7 Von einem solchen eindeutigen Fall konnte vorliegend schon im Hinblick auf die ‑ auch in der Revision hervorgehobene ‑ lange Aufenthaltsdauer des Revisionswerbers in Österreich nicht ausgegangen werden, zumal der Revisionswerber auch den Aufenthaltsverfestigungstatbestand des § 9 Abs. 4 Z 1 BFA‑VG idF vor dem FrÄG 2018 erfüllt haben dürfte.
8 § 9 Abs. 4 Z 1 BFA‑VG normierte bis zu seiner Aufhebung durch das FrÄG 2018, dass gegen einen Drittstaatsangehörigen, der sich aufgrund eines Aufenthaltstitels rechtmäßig im Bundesgebiet aufhält, von hier nicht vorliegenden Ausnahmefällen abgesehen eine Rückkehrentscheidung nicht erlassen werden darf, wenn ihm vor Verwirklichung des maßgeblichen Sachverhaltes die Staatsbürgerschaft gemäß § 10 Abs. 1 des Staatsbürgerschaftsgesetzes 1985 (StbG) verliehen hätte werden können. Die Erfüllung dieser Voraussetzungen war im vorliegenden Fall auf Basis der Feststellungen des BVwG zumindest naheliegend.
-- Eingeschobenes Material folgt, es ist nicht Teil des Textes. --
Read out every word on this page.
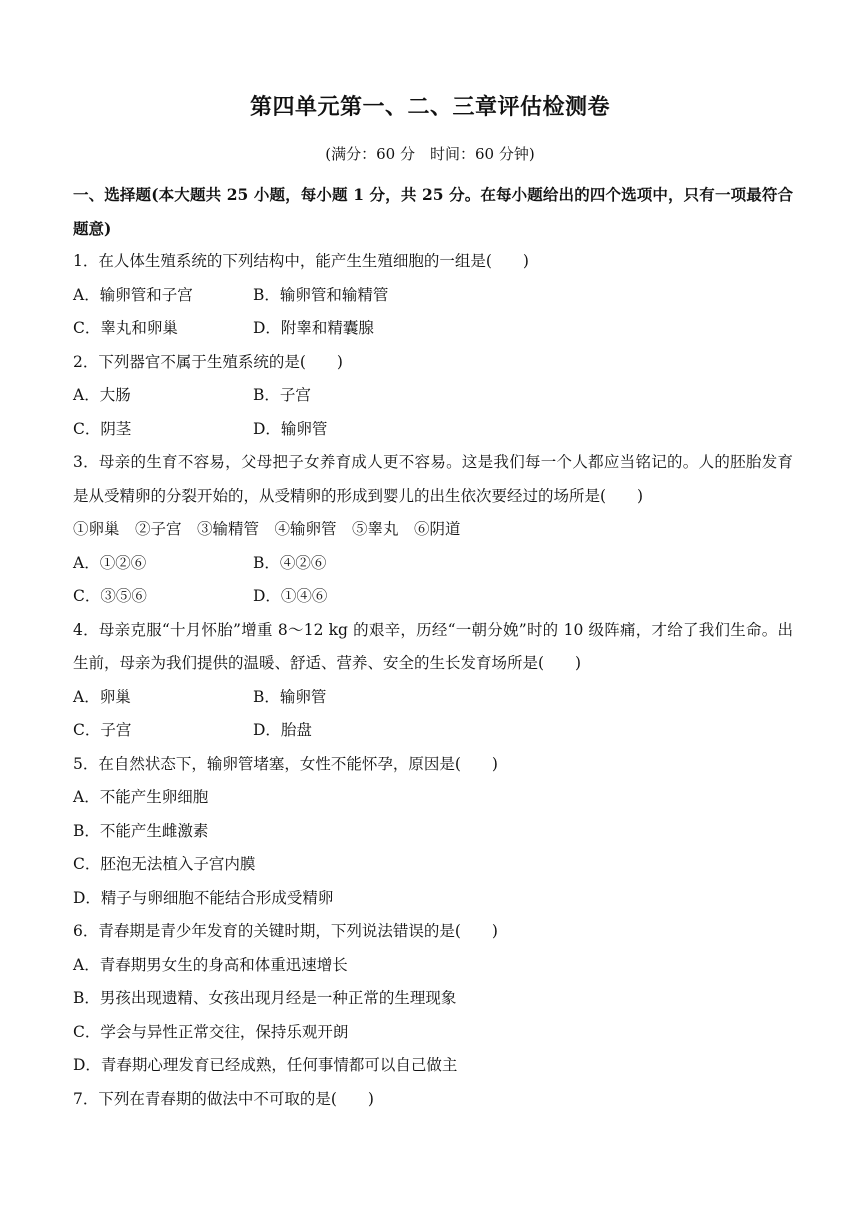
第四单元第一、二、三章评估检测卷
(满分：60 分　时间：60 分钟)
一、选择题(本大题共 25 小题，每小题 1 分，共 25 分。在每小题给出的四个选项中，只有一项最符合题意)
1．在人体生殖系统的下列结构中，能产生生殖细胞的一组是(　　)
A．输卵管和子宫	B．输卵管和输精管
C．睾丸和卵巢	D．附睾和精囊腺
2．下列器官不属于生殖系统的是(　　)
A．大肠	B．子宫
C．阴茎	D．输卵管
3．母亲的生育不容易，父母把子女养育成人更不容易。这是我们每一个人都应当铭记的。人的胚胎发育是从受精卵的分裂开始的，从受精卵的形成到婴儿的出生依次要经过的场所是(　　)
①卵巢　②子宫　③输精管　④输卵管　⑤睾丸　⑥阴道
A．①②⑥	B．④②⑥
C．③⑤⑥	D．①④⑥
4．母亲克服“十月怀胎”增重 8～12 kg 的艰辛，历经“一朝分娩”时的 10 级阵痛，才给了我们生命。出生前，母亲为我们提供的温暖、舒适、营养、安全的生长发育场所是(　　)
A．卵巢	B．输卵管
C．子宫	D．胎盘
5．在自然状态下，输卵管堵塞，女性不能怀孕，原因是(　　)
A．不能产生卵细胞
B．不能产生雌激素
C．胚泡无法植入子宫内膜
D．精子与卵细胞不能结合形成受精卵
6．青春期是青少年发育的关键时期，下列说法错误的是(　　)
A．青春期男女生的身高和体重迅速增长
B．男孩出现遗精、女孩出现月经是一种正常的生理现象
C．学会与异性正常交往，保持乐观开朗
D．青春期心理发育已经成熟，任何事情都可以自己做主
7．下列在青春期的做法中不可取的是(　　)
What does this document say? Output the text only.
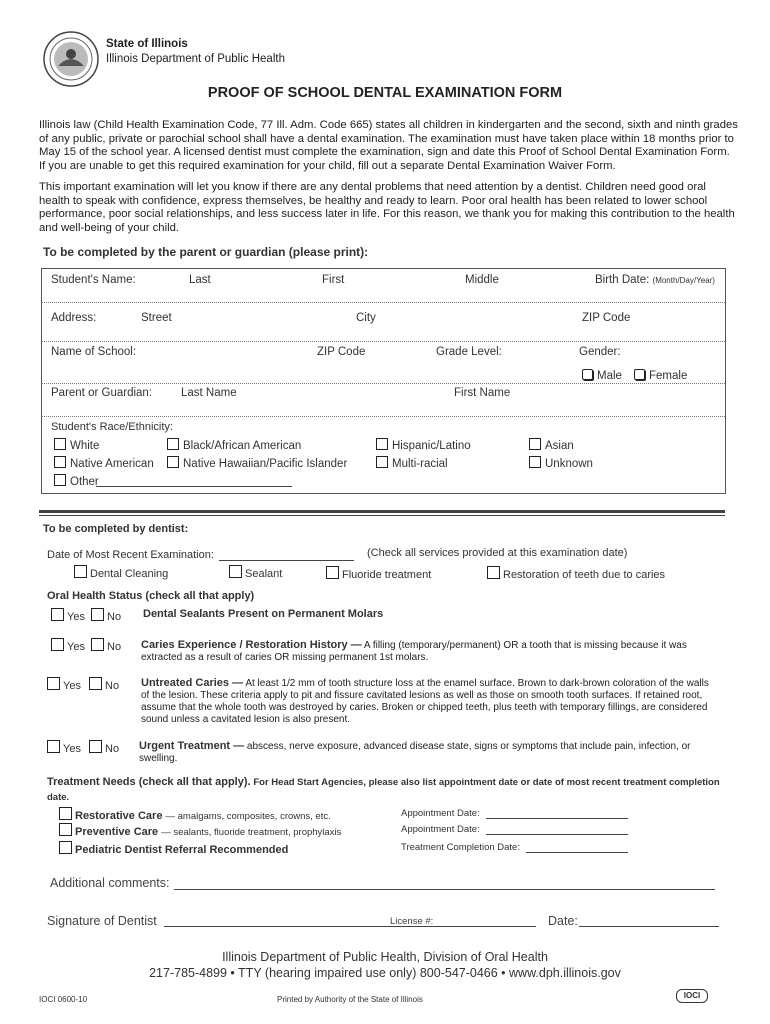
State of Illinois
Illinois Department of Public Health
PROOF OF SCHOOL DENTAL EXAMINATION FORM
Illinois law (Child Health Examination Code, 77 Ill. Adm. Code 665) states all children in kindergarten and the second, sixth and ninth grades of any public, private or parochial school shall have a dental examination. The examination must have taken place within 18 months prior to May 15 of the school year. A licensed dentist must complete the examination, sign and date this Proof of School Dental Examination Form. If you are unable to get this required examination for your child, fill out a separate Dental Examination Waiver Form.
This important examination will let you know if there are any dental problems that need attention by a dentist. Children need good oral health to speak with confidence, express themselves, be healthy and ready to learn. Poor oral health has been related to lower school performance, poor social relationships, and less success later in life. For this reason, we thank you for making this contribution to the health and well-being of your child.
To be completed by the parent or guardian (please print):
Student's Name:	Last	First	Middle	Birth Date: (Month/Day/Year)
Address:	Street	City	ZIP Code
Name of School:	ZIP Code	Grade Level:	Gender:
Male	Female
Parent or Guardian:	Last Name	First Name
Student's Race/Ethnicity:
White	Black/African American	Hispanic/Latino	Asian
Native American	Native Hawaiian/Pacific Islander	Multi-racial	Unknown
Other
To be completed by dentist:
Date of Most Recent Examination:	(Check all services provided at this examination date)
Dental Cleaning	Sealant	Fluoride treatment	Restoration of teeth due to caries
Oral Health Status (check all that apply)
Yes	No Dental Sealants Present on Permanent Molars
Yes	No Caries Experience / Restoration History — A filling (temporary/permanent) OR a tooth that is missing because it was extracted as a result of caries OR missing permanent 1st molars.
Yes	No Untreated Caries — At least 1/2 mm of tooth structure loss at the enamel surface. Brown to dark-brown coloration of the walls of the lesion. These criteria apply to pit and fissure cavitated lesions as well as those on smooth tooth surfaces. If retained root, assume that the whole tooth was destroyed by caries. Broken or chipped teeth, plus teeth with temporary fillings, are considered sound unless a cavitated lesion is also present.
Yes	No Urgent Treatment — abscess, nerve exposure, advanced disease state, signs or symptoms that include pain, infection, or swelling.
Treatment Needs (check all that apply). For Head Start Agencies, please also list appointment date or date of most recent treatment completion date.
Restorative Care — amalgams, composites, crowns, etc.	Appointment Date:
Preventive Care — sealants, fluoride treatment, prophylaxis	Appointment Date:
Pediatric Dentist Referral Recommended	Treatment Completion Date:
Additional comments:
Signature of Dentist	License #:	Date:
Illinois Department of Public Health, Division of Oral Health
217-785-4899 • TTY (hearing impaired use only) 800-547-0466 • www.dph.illinois.gov
IOCI 0600-10	Printed by Authority of the State of Illinois	IOCI
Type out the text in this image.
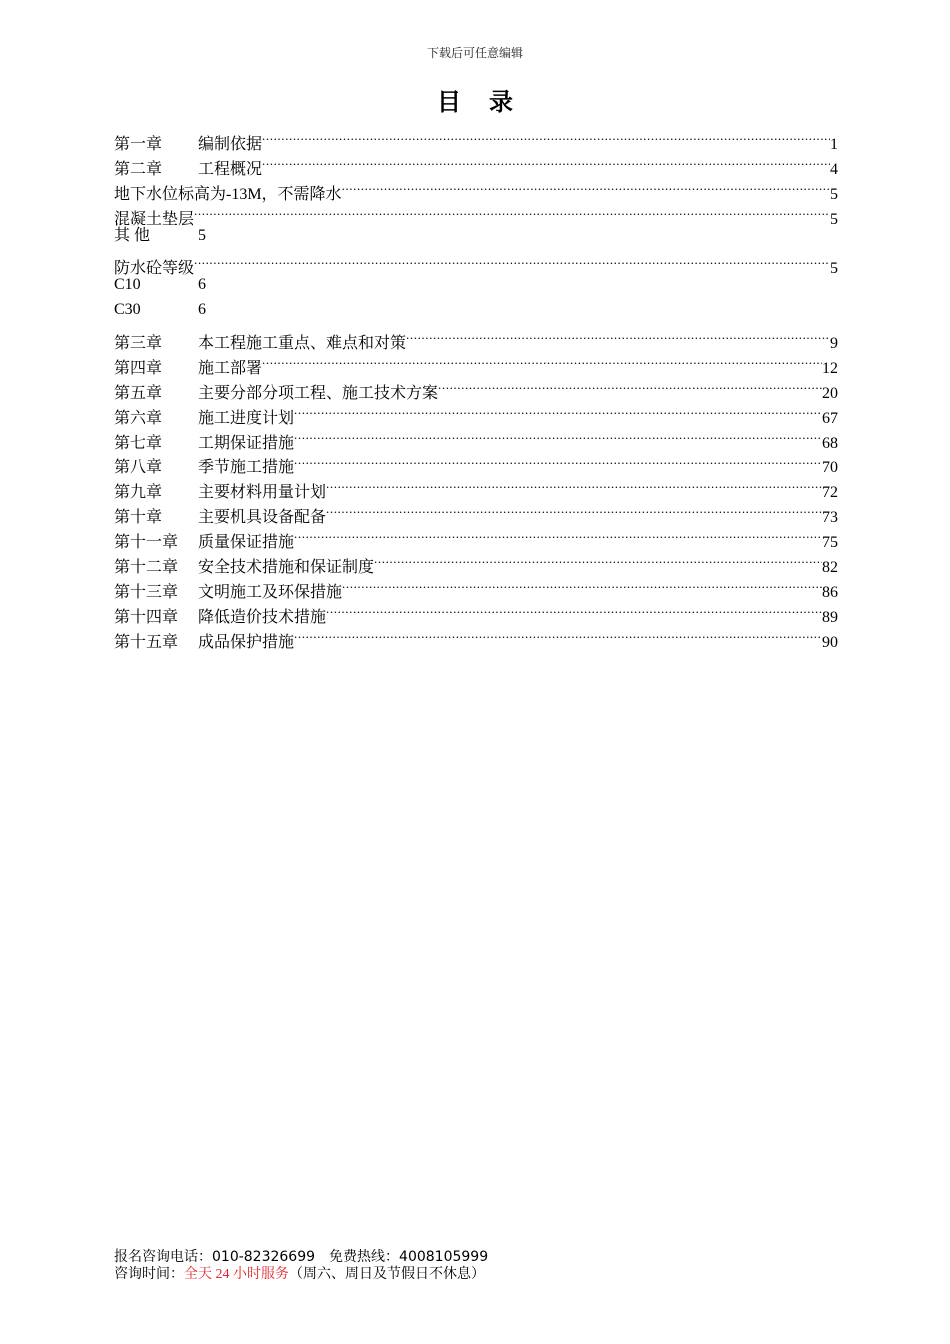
下载后可任意编辑
目录
第一章	编制依据 .....	1
第二章	工程概况 .....	4
地下水位标高为-13M，不需降水 .....	5
混凝土垫层 .....	5
其 他	5
防水砼等级 .....	5
C10	6
C30	6
第三章	本工程施工重点、难点和对策 .....	9
第四章	施工部署 .....	12
第五章	主要分部分项工程、施工技术方案 .....	20
第六章	施工进度计划 .....	67
第七章	工期保证措施 .....	68
第八章	季节施工措施 .....	70
第九章	主要材料用量计划 .....	72
第十章	主要机具设备配备 .....	73
第十一章	质量保证措施 .....	75
第十二章	安全技术措施和保证制度 .....	82
第十三章	文明施工及环保措施 .....	86
第十四章	降低造价技术措施 .....	89
第十五章	成品保护措施 .....	90
报名咨询电话：010-82326699 免费热线：4008105999
咨询时间：全天 24 小时服务（周六、周日及节假日不休息）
9 § 9 Abs. 4 BFA-VG wurde zwar durch das FrÄG 2018 mit Ablauf des 31. August 2018 aufgehoben, die darin enthaltenen Wertungen sind jedoch im Rahmen der Interessenabwägung nach § 9 BFA‑VG weiter beachtlich. Dabei bedarf es freilich keiner ins Detail gehenden Beurteilung des Vorliegens der Voraussetzungen für die Anwendung des ehemaligen § 9 Abs. 4 BFA‑VG. Durch die Aufhebung dieser Bestimmung wollte der Gesetzgeber erkennbar nur bei Begehung besonders verwerflicher Straftaten und einer daraus abzuleitenden spezifischen Gefährdung maßgeblicher öffentlicher Interessen (vgl. dazu RV 189 BlgNR 26. GP 27, wo diesbezüglich von „gravierender Straffälligkeit“ bzw. „schwerer Straffälligkeit“ gesprochen wird) einen fallbezogenen Spielraum einräumen (vgl. des Näheren VwGH 19.12.2019, Ra 2019/21/0238, Rn. 12, und VwGH 15.2.2021, Ra 2020/21/0246, Rn. 20).
10 Um vor diesem Hintergrund eine Rückkehrentscheidung (samt Einreiseverbot) zu rechtfertigen, müsste also angesichts des langen rechtmäßigen Aufenthalts des Revisionswerbers eine spezifische Gefährdung von ihm ausgehen, die im Einzelfall trotz dieses langjährigen Aufenthalts und der damit verbundenen Integration, insbesondere der familiären Kontakte, dazu führt, dass eine Aufenthaltsbeendigung im Sinn des § 9 Abs. 1 BFA‑VG iVm Art. 8 EMRK dringend geboten ist.
11 Das ist zwar bei einem Gesamtverhalten wie dem vorliegenden nicht auszuschließen, hätte aber einer eingehenderen Auseinandersetzung mit allen Umständen dieses Falles und insbesondere auch der Verschaffung eines persönlichen Eindrucks in der beantragten mündlichen Verhandlung bedurft (vgl. zur Notwendigkeit einer Beschwerdeverhandlung für die umfassende Interessenabwägung, wie sie in ehemals dem § 9 Abs. 4 BFA‑VG unterliegenden Konstellationen geboten ist, neuerlich etwa VwGH 16.7.2020, Ra 2019/21/0335, nunmehr Rn. 14, mwN).
12 Nach dem Gesagten war insgesamt jedenfalls nicht von einem eindeutigen, zum Absehen von einer mündlichen Verhandlung berechtigenden Fall auszugehen.
13 Das angefochtene Erkenntnis ist daher mit Rechtswidrigkeit infolge Verletzung von Verfahrensvorschriften belastet, weshalb es gemäß § 42 Abs. 2 Z 3 lit. b und c VwGG aufzuheben war.
14 Der Spruch über den Aufwandersatz gründet sich auf die §§ 47 ff VwGG iVm der VwGH‑Aufwandersatzverordnung 2014.